Run by just one person, according to
Kenny it focuses on ‘international development’ – of all things.
And,
in an attempt to save face, Fine Gael tried to link the election of
people-friendly Pope Francis to the decision to re-open the Embassy.
Nobody
swallowed the bait with the result that Kenny’s country boy effort at
international politics led to the perception that his Government had
closed the embassy in the belief that it would be a popular act and then
reopened it thinking it would also be a popular act – which was a
boorish way to run a diplomatic service.
Fall from grace
But
a God-fearing electorate, whose existence was ignored as much by the
Labour Party as by Fine Gael, justly punished the two parties for their
sins in the recent general election.
The Blueshirts lost 26 seats and
now, in order to stay in power, a mortified Kenny is dependent on a
ragbag collection of independents and the remnants of a peed-off Fianna
Fáil party that regularly submits itself to sewer crawling in support of
FG policies.
Nor did God and the electorate
overlook Labour!
The party was practically wiped out and, in a
spectacular fall from grace, its leader Joan Burton lost the top job.

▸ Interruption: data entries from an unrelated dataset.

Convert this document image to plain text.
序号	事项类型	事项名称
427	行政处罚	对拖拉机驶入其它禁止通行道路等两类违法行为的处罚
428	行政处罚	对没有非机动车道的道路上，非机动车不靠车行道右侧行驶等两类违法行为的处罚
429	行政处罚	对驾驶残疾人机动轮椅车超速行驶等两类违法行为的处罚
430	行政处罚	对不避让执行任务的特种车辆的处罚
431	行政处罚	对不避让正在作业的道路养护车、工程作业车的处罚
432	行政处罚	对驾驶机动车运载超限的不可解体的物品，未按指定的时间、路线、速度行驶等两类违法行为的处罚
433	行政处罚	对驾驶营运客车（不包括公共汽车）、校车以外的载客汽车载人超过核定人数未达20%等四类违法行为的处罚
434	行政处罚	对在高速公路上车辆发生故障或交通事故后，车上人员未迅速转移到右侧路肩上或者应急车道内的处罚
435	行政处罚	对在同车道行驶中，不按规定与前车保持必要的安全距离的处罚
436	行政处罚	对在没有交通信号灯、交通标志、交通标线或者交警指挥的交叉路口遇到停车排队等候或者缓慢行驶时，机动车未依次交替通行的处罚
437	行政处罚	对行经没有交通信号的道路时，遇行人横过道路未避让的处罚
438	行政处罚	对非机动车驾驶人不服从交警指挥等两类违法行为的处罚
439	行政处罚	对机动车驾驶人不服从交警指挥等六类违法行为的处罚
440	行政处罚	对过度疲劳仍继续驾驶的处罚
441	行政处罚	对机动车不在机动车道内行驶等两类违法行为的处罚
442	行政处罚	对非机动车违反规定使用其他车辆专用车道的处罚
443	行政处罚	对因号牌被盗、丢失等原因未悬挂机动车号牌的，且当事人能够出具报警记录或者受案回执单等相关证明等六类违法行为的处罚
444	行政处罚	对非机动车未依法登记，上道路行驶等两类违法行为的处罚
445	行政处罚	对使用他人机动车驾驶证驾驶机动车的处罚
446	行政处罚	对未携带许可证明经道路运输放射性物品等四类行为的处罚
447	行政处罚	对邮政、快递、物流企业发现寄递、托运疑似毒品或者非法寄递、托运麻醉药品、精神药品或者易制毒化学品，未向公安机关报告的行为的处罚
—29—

Coincidentally, in the Great Flood of 2015, she literally lost her seat
when she toppled from a canoe during a political photo-shoot.
She ended
up in the Shannon.
The Embassy closure, the
attack on the Pontiff and on Catholic culture did not constitute Fine
Gael’s finest hour, and one commentator chose to depict it as a dogfight
between popes and dopes.
Did Kenny gain any knowledge or wisdom from the ludicrous and humiliating fiasco?
To
judge by the weasel words, acrimony and rancour currently being
engendered by his latest wheeze, the pathetic so-called Citizens’

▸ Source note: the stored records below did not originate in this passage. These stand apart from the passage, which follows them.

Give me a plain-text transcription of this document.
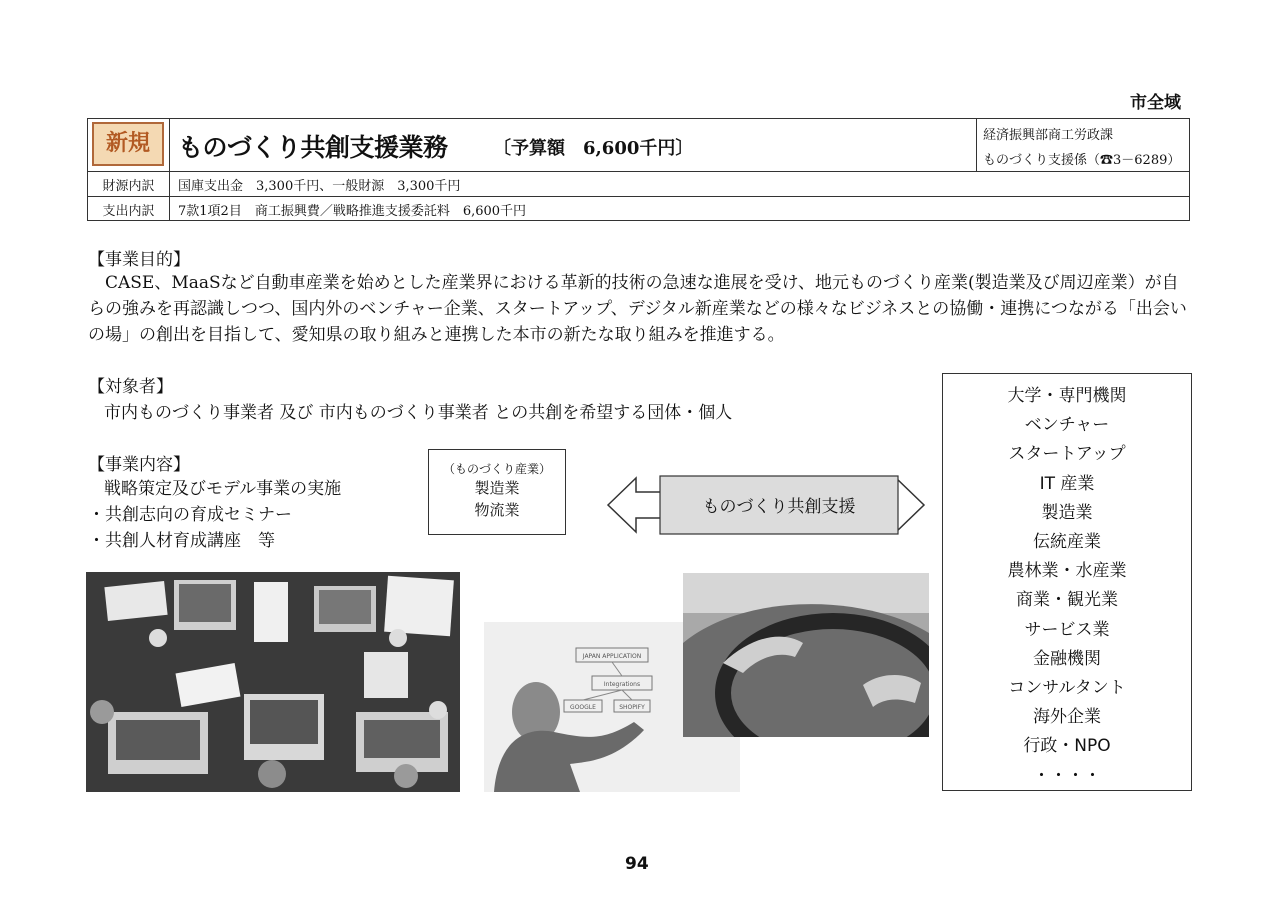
市全域
新規	ものづくり共創支援業務	〔予算額　6,600千円〕
経済振興部商工労政課
ものづくり支援係（☎3－6289）
財源内訳	国庫支出金　3,300千円、一般財源　3,300千円
支出内訳	7款1項2目　商工振興費／戦略推進支援委託料　6,600千円
【事業目的】
　CASE、MaaSなど自動車産業を始めとした産業界における革新的技術の急速な進展を受け、地元ものづくり産業(製造業及び周辺産業）が自らの強みを再認識しつつ、国内外のベンチャー企業、スタートアップ、デジタル新産業などの様々なビジネスとの協働・連携につながる「出会いの場」の創出を目指して、愛知県の取り組みと連携した本市の新たな取り組みを推進する。
【対象者】
市内ものづくり事業者 及び 市内ものづくり事業者 との共創を希望する団体・個人
【事業内容】
戦略策定及びモデル事業の実施
・共創志向の育成セミナー
・共創人材育成講座　等
（ものづくり産業）
製造業
物流業	ものづくり共創支援
大学・専門機関
ベンチャー
スタートアップ
IT 産業
製造業
伝統産業
農林業・水産業
商業・観光業
サービス業
金融機関
コンサルタント
海外企業
行政・NPO
・・・・
JAPAN APPLICATION
Integrations
GOOGLE	SHOPIFY
94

Assembly on abortion, he doesn’t learn from failure.
After
Archbishop Martin declared that the taking of a life, at whatever
stage, is ‘gravely, morally wrong,’ one of Kenny’s bright young things,
Kate O’Connell, TD, denounced the archbishop for ‘getting involved in
women’s health issues.’ His ideas were ‘not in any way relevant,’ she
primly remarked.
‘They (the Catholic Church)
are entitled to their opinions, but I don’t put any weight in them ...
It is the same as asking my four-year-old ...We as legislators should
not be following the preachings of leaders of faith, in this case the
leader of the Catholic Church,’ she said.
Oh
dear!
We’ve been here before.
Despite Ms O’Connell’s appalling syntax
and nastiness, there’s a dull familiarity about it all –a mixture of
Workers Party-Labour-Fine Gael intolerance that’s compounded by Kenny’s
failure to recognise that one does not get different results by doing
the same thing over and over again. Sad!